Unfortunately, I haven't managed to produce a reliable scenario where the problem would show up more or less regularly.

lizmat · 2024-01-09T15:29:37Z

Perhaps relatedly: the REA ecosystem harvester regularly crashes on https://github.com/rakudo/rakudo/blob/225533d6f2a207f8b913c0f58bc9b6a4dcd4b3b8/src/core.c/IO/Pipe.rakumod#L19 where apparently $!nl-in has become unset.

Now. https://github.com/rakudo/rakudo/blob/main/src/core.c/IO/Handle.rakumod#L5 shows that $!nl-in will normally always be set. And that uses the (possibly fragile) nqp::attrinited functionality, of which I know that @jnthn wants to get rid of.

As an experiment, I will change that code in IO::Handle to set the default in TWEAK, which would not use nqp::attrinited. And see if the harvester crashes less. If it does crash less, then I guess we need to look at nqp::attrinited more closely.

In response to #5444 and the research that vrurg did for MoarVM/MoarVM#1783 this removes the default value setting of the $!chomp, $!nl-in and $!nl-out to TWEAK, instead being specified on the attribute definition. By doing this, the default value won't be set internally by the nqp::attrinited op, which is now suspected of being a possible cause of random crashes. If the REA harvester doesn't crash anymore (runs hourly, crashed about twice a week), then we have a direction to further look into these crashes.
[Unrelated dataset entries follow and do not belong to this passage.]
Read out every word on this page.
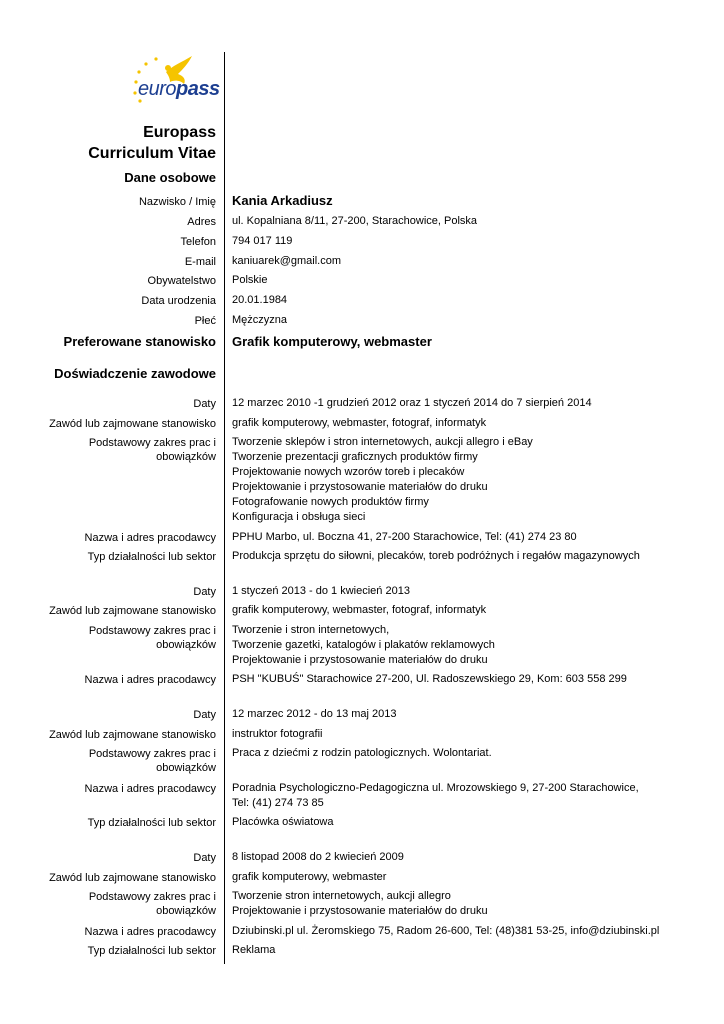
europass
Europass
Curriculum Vitae
Dane osobowe
Nazwisko / Imię Kania Arkadiusz
Adres ul. Kopalniana 8/11, 27-200, Starachowice, Polska
Telefon 794 017 119
E-mail kaniuarek@gmail.com
Obywatelstwo Polskie
Data urodzenia 20.01.1984
Płeć Mężczyzna
Preferowane stanowisko Grafik komputerowy, webmaster
Doświadczenie zawodowe
Daty 12 marzec 2010 -1 grudzień 2012 oraz 1 styczeń 2014 do 7 sierpień 2014
Zawód lub zajmowane stanowisko grafik komputerowy, webmaster, fotograf, informatyk
Podstawowy zakres prac i
obowiązków
Tworzenie sklepów i stron internetowych, aukcji allegro i eBay
Tworzenie prezentacji graficznych produktów firmy
Projektowanie nowych wzorów toreb i plecaków
Projektowanie i przystosowanie materiałów do druku
Fotografowanie nowych produktów firmy
Konfiguracja i obsługa sieci
Nazwa i adres pracodawcy PPHU Marbo, ul. Boczna 41, 27-200 Starachowice, Tel: (41) 274 23 80
Typ działalności lub sektor Produkcja sprzętu do siłowni, plecaków, toreb podróżnych i regałów magazynowych
Daty 1 styczeń 2013 - do 1 kwiecień 2013
Zawód lub zajmowane stanowisko grafik komputerowy, webmaster, fotograf, informatyk
Podstawowy zakres prac i
obowiązków
Tworzenie i stron internetowych,
Tworzenie gazetki, katalogów i plakatów reklamowych
Projektowanie i przystosowanie materiałów do druku
Nazwa i adres pracodawcy PSH "KUBUŚ" Starachowice 27-200, Ul. Radoszewskiego 29, Kom: 603 558 299
Daty 12 marzec 2012 - do 13 maj 2013
Zawód lub zajmowane stanowisko instruktor fotografii
Podstawowy zakres prac i
obowiązków
Praca z dziećmi z rodzin patologicznych. Wolontariat.
Nazwa i adres pracodawcy Poradnia Psychologiczno-Pedagogiczna ul. Mrozowskiego 9, 27-200 Starachowice,
Tel: (41) 274 73 85
Typ działalności lub sektor Placówka oświatowa
Daty 8 listopad 2008 do 2 kwiecień 2009
Zawód lub zajmowane stanowisko grafik komputerowy, webmaster
Podstawowy zakres prac i
obowiązków
Tworzenie stron internetowych, aukcji allegro
Projektowanie i przystosowanie materiałów do druku
Nazwa i adres pracodawcy Dziubinski.pl ul. Żeromskiego 75, Radom 26-600, Tel: (48)381 53-25, info@dziubinski.pl
Typ działalności lub sektor Reklama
vrurg · 2024-01-09T15:57:22Z

As an experiment, I will change that code in IO::Handle to set the default in TWEAK, which would not use nqp::attrinited. And see if the harvester crashes less. If it does crash less, then I guess we need to look at nqp::attrinited more closely.

Sounds promising.

While I was able to reproduce the problem with a local test (then something changed and the test doesn't crash anymore) the scenario was always pointing and deserialization stage. If memory doesn't lie to me then MoarVM does lazy deserialization on demand and I was thinking that there is a race possible where while one thread is still deserializing, the other one already reads NULL from undeserialized attribute. But later observations did show that the real app log has errors recorded long after all related modules should've been loaded. It doesn't mean that I don't overlook something, but attrinit is way more likely source of issues.

Now. https://github.com/rakudo/rakudo/blob/main/src/core.c/IO/Handle.rakumod#L5 shows that $!nl-in will normally always be set.

This is the only part where I'm slightly confused. Rakudo doesn't currently use attrinit with MoarVM – all is done by dispatchers. NQP does and my experience backs this by pointing out that whenever I was able to pinpoint the location where VMNull pops up it was NQP code. But here it is clearly a Raku case. It would make sense to somehow get a full backtrace to see if it's the attribute itself or something in the underlying NQP.

lizmat · 2024-01-09T16:26:07Z

Rakudo doesn't currently use attrinit with MoarVM – all is done by dispatchers

I think that's incorrect: https://github.com/rakudo/rakudo/blob/main/src/Perl6/World.nqp#L3853 is where the BUILDALL builder creates nqp::attrinited code.

lizmat · 2024-01-09T16:29:21Z

And the default BUILDALL at https://github.com/rakudo/rakudo/blob/main/src/core.c/Mu.rakumod#L222 contains references to nqp::p6attrinited. Not sure what the difference is, if there is any.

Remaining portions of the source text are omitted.